PocketFlow is a graph-based framework for designing and executing large language model operations and reasoning patterns. It serves as an orchestrator for building goal-oriented autonomous agents, multi-agent systems, and retrieval-augmented generation pipelines. The system is distinguished by its ability to coordinate autonomous AI agents that use shared memory and tools to solve complex goals, supported by a structured output engine that enforces schema-consistent responses. It utilizes graph-based workflow orchestration to manage sequences of model operations and supports supervisor-based coordination for task delegation and self-correction. The platform covers a broad range of capabilities, including asynchronous task runtimes, hierarchical workflow nesting, and map-reduce parallel execution for large-scale data processing. It integrates vector database management for semantic retrieval and includes observability tools such as execution stack tracing and workflow hierarchy visualization. Reliability is managed through automatic retry logic and response guardrails.
PocketFlow is an agentic workflow orchestrator that includes built-in RAG pipeline capabilities and vector database integration, making it a suitable framework for building the document ingestion and embedding processes you need.
ruby_llm is an LLM integration framework and AI agent orchestrator designed to connect applications to multiple large language model providers through a unified interface.
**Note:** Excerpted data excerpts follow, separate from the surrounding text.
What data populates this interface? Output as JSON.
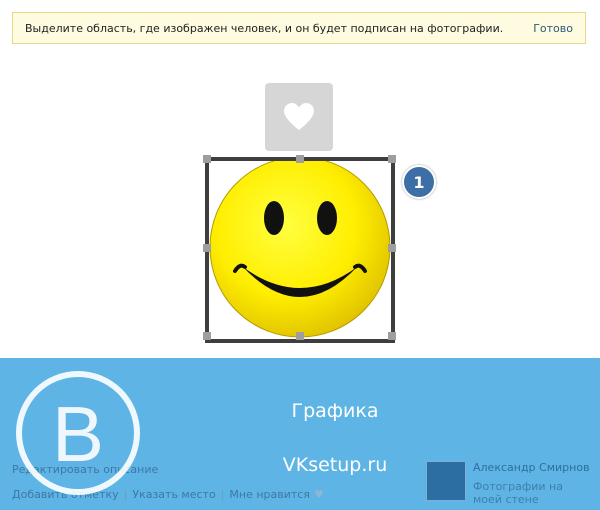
{
  "notice": {
    "text": "Выделите область, где изображен человек, и он будет подписан на фотографии.",
    "done_label": "Готово"
  },
  "tag_icon": "heart-icon",
  "badge": {
    "number": "1"
  },
  "footer": {
    "title": "Графика",
    "site": "VKsetup.ru",
    "edit_description": "Редактировать описание",
    "links": {
      "add_mark": "Добавить отметку",
      "place": "Указать место",
      "like": "Мне нравится"
    },
    "author": {
      "name": "Александр Смирнов",
      "subtitle": "Фотографии на моей стене"
    }
  },
  "colors": {
    "notice_bg": "#fffbe0",
    "footer_bg": "#5eb4e4",
    "link": "#3d78a6",
    "badge": "#3d6fa6",
    "smiley": "#ffee00"
  }
}
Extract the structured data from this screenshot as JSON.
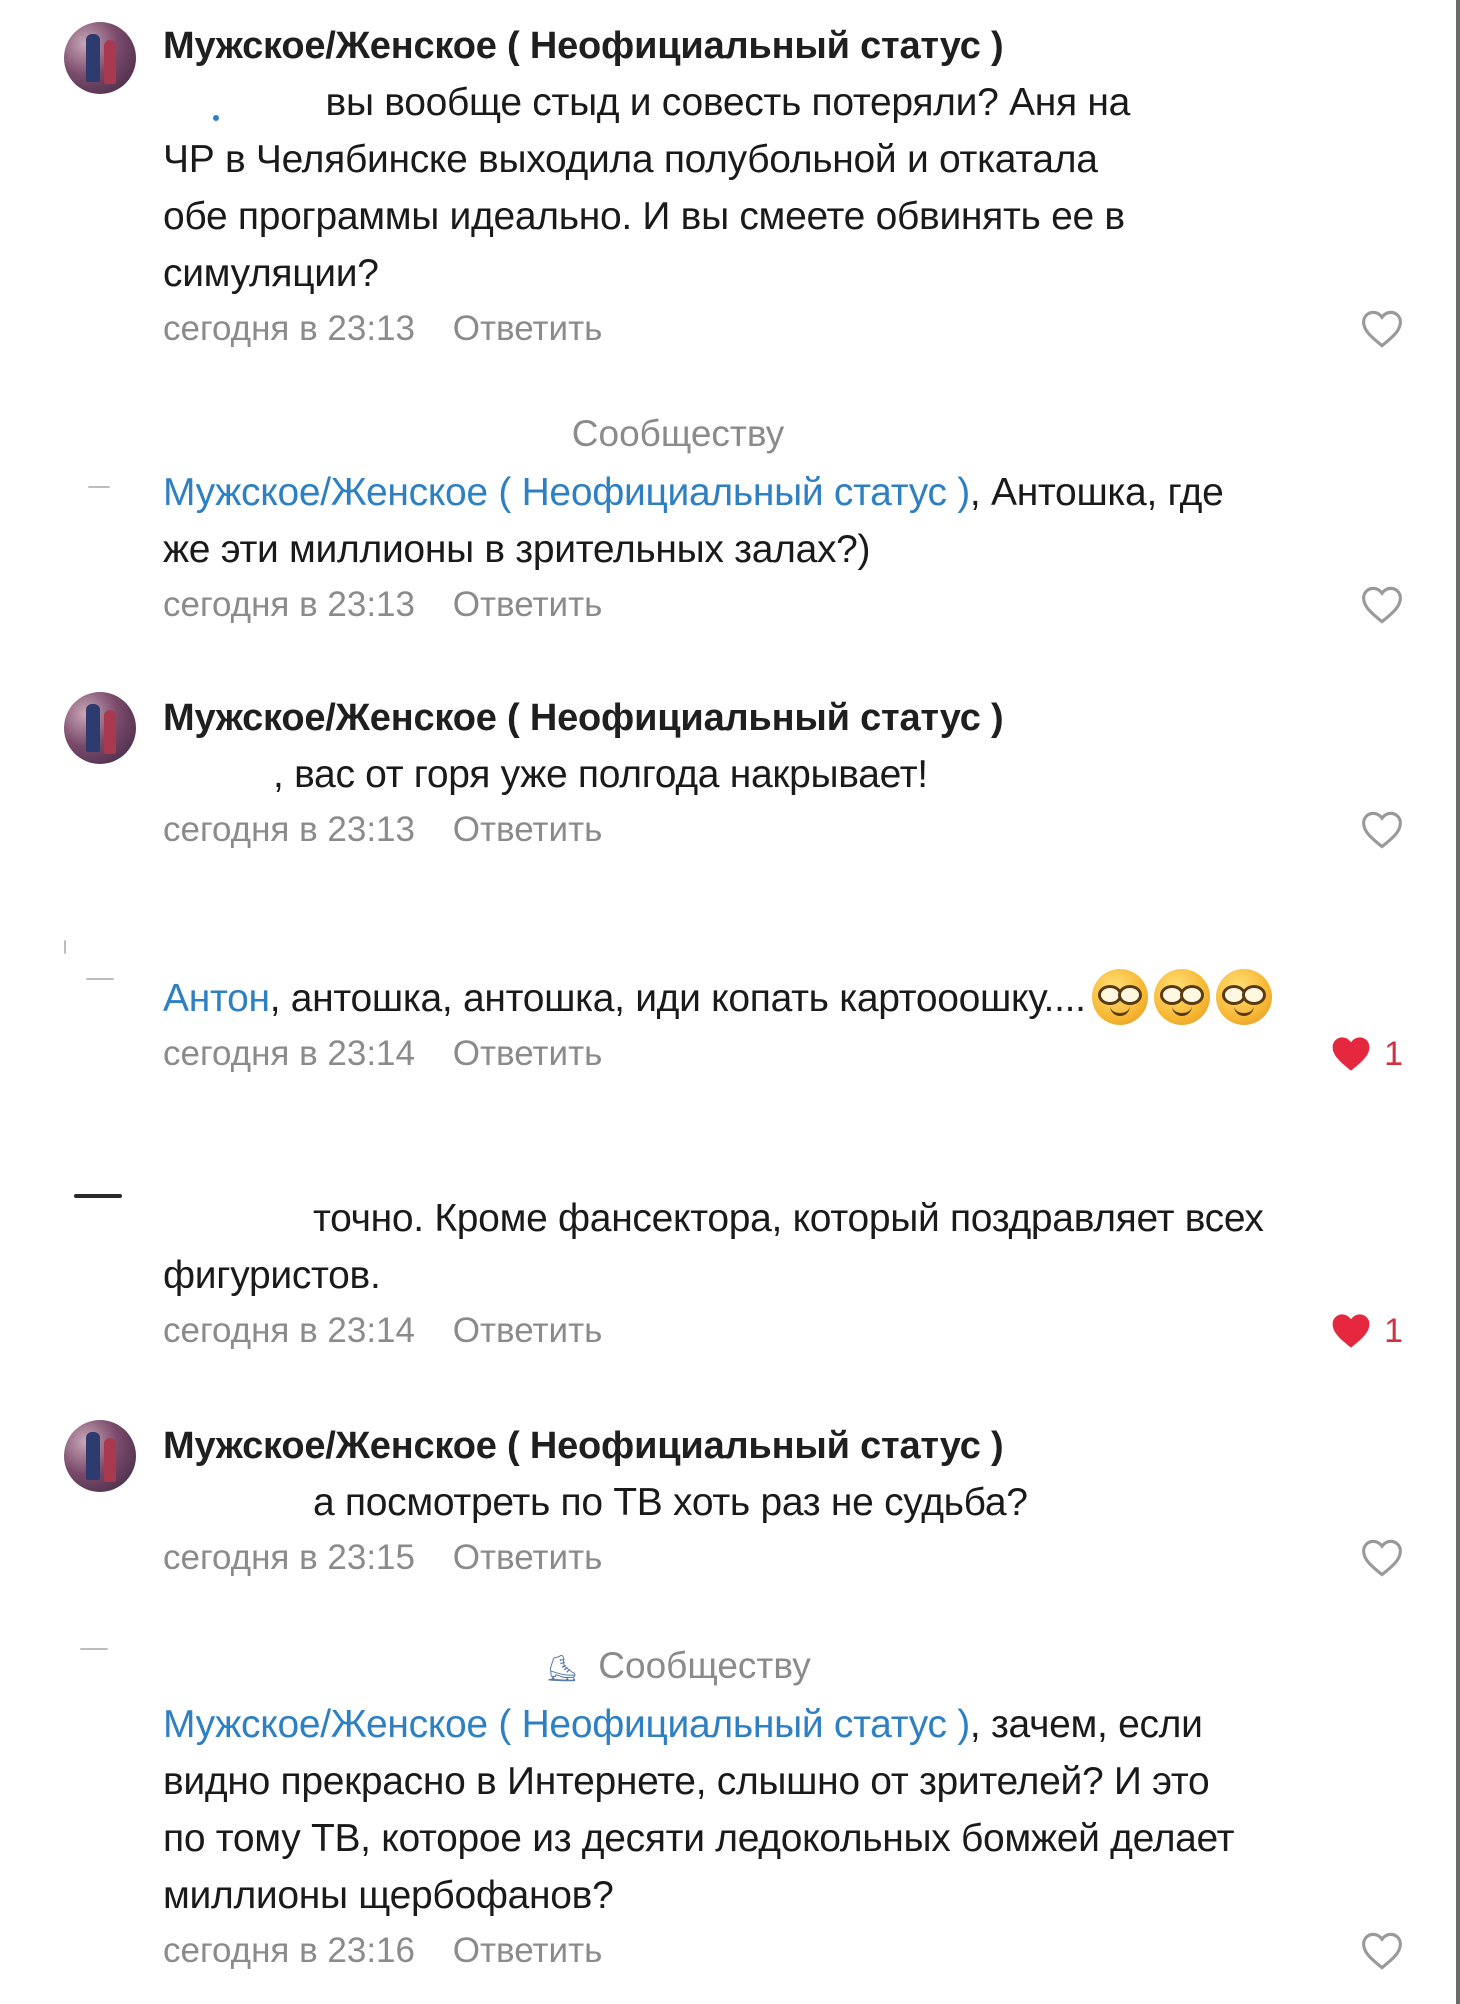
{
  "community_name": "Мужское/Женское ( Неофициальный статус )",
  "reply_label": "Ответить",
  "community_label": "Сообществу",
  "colors": {
    "mention": "#2f80c2",
    "meta": "#8b8b8b",
    "like": "#d32f3f"
  },
  "comments": [
    {
      "author": "Мужское/Женское ( Неофициальный статус )",
      "text_lines": [
        "вы вообще стыд и совесть потеряли? Аня на",
        "ЧР в Челябинске выходила полубольной и откатала",
        "обе программы идеально. И вы смеете обвинять ее в",
        "симуляции?"
      ],
      "time": "сегодня в 23:13",
      "liked": false
    },
    {
      "mention": "Мужское/Женское ( Неофициальный статус )",
      "text_first": ", Антошка, где",
      "text_lines": [
        "же эти миллионы в зрительных залах?)"
      ],
      "time": "сегодня в 23:13",
      "liked": false
    },
    {
      "author": "Мужское/Женское ( Неофициальный статус )",
      "text": ", вас от горя уже полгода накрывает!",
      "time": "сегодня в 23:13",
      "liked": false
    },
    {
      "mention": "Антон",
      "text": ", антошка, антошка, иди копать картооошку....",
      "emoji": [
        "nerd-face-emoji",
        "nerd-face-emoji",
        "nerd-face-emoji"
      ],
      "time": "сегодня в 23:14",
      "liked": true,
      "likes": "1"
    },
    {
      "text_first": "точно. Кроме фансектора, который поздравляет всех",
      "text_lines": [
        "фигуристов."
      ],
      "time": "сегодня в 23:14",
      "liked": true,
      "likes": "1"
    },
    {
      "author": "Мужское/Женское ( Неофициальный статус )",
      "text": "а посмотреть по ТВ хоть раз не судьба?",
      "time": "сегодня в 23:15",
      "liked": false
    },
    {
      "mention": "Мужское/Женское ( Неофициальный статус )",
      "text_first": ", зачем, если",
      "text_lines": [
        "видно прекрасно в Интернете, слышно от зрителей? И это",
        "по тому ТВ, которое из десяти ледокольных бомжей делает",
        "миллионы щербофанов?"
      ],
      "time": "сегодня в 23:16",
      "liked": false
    }
  ]
}
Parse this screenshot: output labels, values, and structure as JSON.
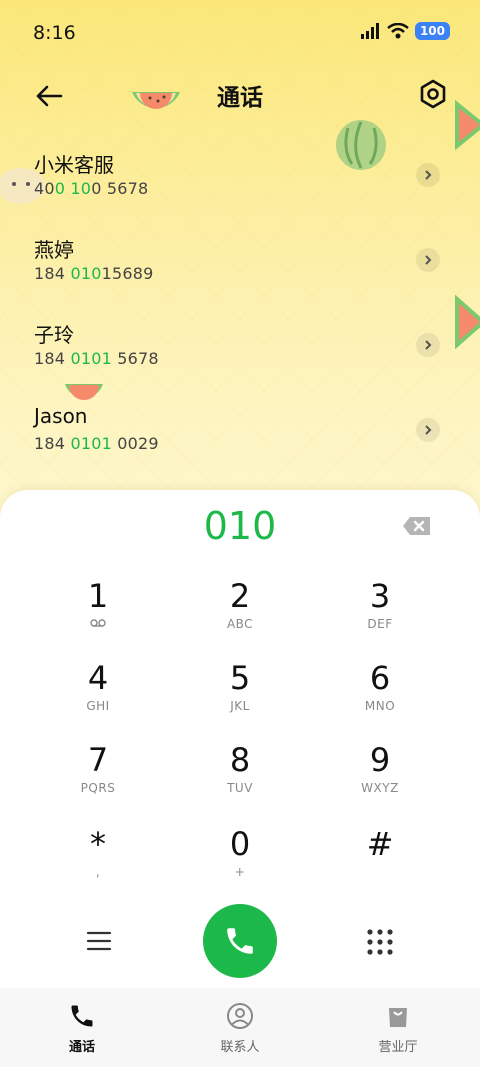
{
  "status_bar": {
    "time": "8:16",
    "battery": "100"
  },
  "header": {
    "title": "通话"
  },
  "calls": [
    {
      "name": "小米客服",
      "pre": "400 ",
      "hl": "010",
      "post": "0 5678",
      "num_parts": [
        "40",
        "0 10",
        "0 5678"
      ]
    },
    {
      "name": "燕婷",
      "parts": [
        "184 ",
        "010",
        "15689"
      ]
    },
    {
      "name": "子玲",
      "parts": [
        "184 ",
        "0101",
        " 5678"
      ]
    },
    {
      "name": "Jason",
      "parts": [
        "184 ",
        "0101",
        " 0029"
      ]
    }
  ],
  "dialer": {
    "dialed": "010",
    "keys": [
      {
        "digit": "1",
        "letters": ""
      },
      {
        "digit": "2",
        "letters": "ABC"
      },
      {
        "digit": "3",
        "letters": "DEF"
      },
      {
        "digit": "4",
        "letters": "GHI"
      },
      {
        "digit": "5",
        "letters": "JKL"
      },
      {
        "digit": "6",
        "letters": "MNO"
      },
      {
        "digit": "7",
        "letters": "PQRS"
      },
      {
        "digit": "8",
        "letters": "TUV"
      },
      {
        "digit": "9",
        "letters": "WXYZ"
      },
      {
        "digit": "*",
        "letters": ","
      },
      {
        "digit": "0",
        "letters": "+"
      },
      {
        "digit": "#",
        "letters": ""
      }
    ]
  },
  "bottom_nav": [
    {
      "label": "通话",
      "icon": "phone-icon",
      "active": true
    },
    {
      "label": "联系人",
      "icon": "contacts-icon",
      "active": false
    },
    {
      "label": "营业厅",
      "icon": "store-bag-icon",
      "active": false
    }
  ],
  "accent_color": "#1db84a"
}
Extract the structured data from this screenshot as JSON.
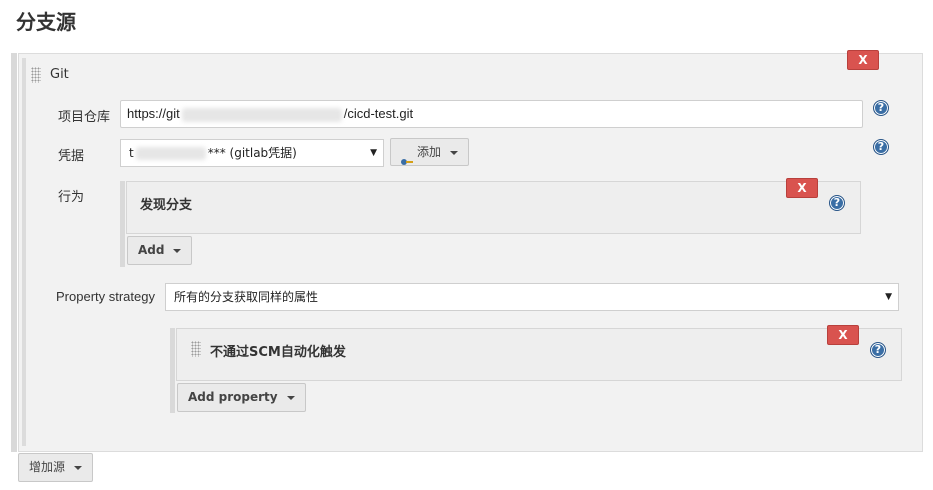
{
  "section_title": "分支源",
  "git_block": {
    "title": "Git",
    "delete_label": "X",
    "repo_label": "项目仓库",
    "repo_value_prefix": "https://git",
    "repo_value_suffix": "/cicd-test.git",
    "credentials_label": "凭据",
    "credentials_prefix": "t",
    "credentials_suffix": "*** (gitlab凭据)",
    "add_credentials_label": "添加",
    "behaviors_label": "行为",
    "help_label": "?",
    "behavior": {
      "title": "发现分支",
      "delete_label": "X"
    },
    "add_behavior_label": "Add",
    "property_strategy_label": "Property strategy",
    "property_strategy_value": "所有的分支获取同样的属性",
    "property": {
      "title": "不通过SCM自动化触发",
      "delete_label": "X"
    },
    "add_property_label": "Add property"
  },
  "add_source_label": "增加源",
  "colors": {
    "delete": "#d9534f",
    "help": "#3a6ea5"
  }
}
It serves as a toolkit for building autonomous assistants with custom personas, managing structured output via JSON schemas, and implementing vector embedding engines for semantic search. The project distinguishes itself as an observability suite and multimodal toolkit. It provides specialized capabilities for tracking token usage, calculating model costs, and tracing workflows via OpenTelemetry, while supporting the processing of images, audio, video, and documents through a consistent API. The framework covers a broad surface of AI infrastructure, including retrieval-augmented generation workflows, multi-step task orchestration, and the ability to expose local Ruby methods as tools for AI models to execute. It also provides utilities for content moderation, multimodal data extraction, and concurrent request management. The system includes tools to bootstrap AI infrastructure using database migrations and configuration files.
This framework provides a comprehensive toolkit for building RAG pipelines in Ruby, including support for vector embedding engines, semantic similarity calculations, and document-based metadata extraction.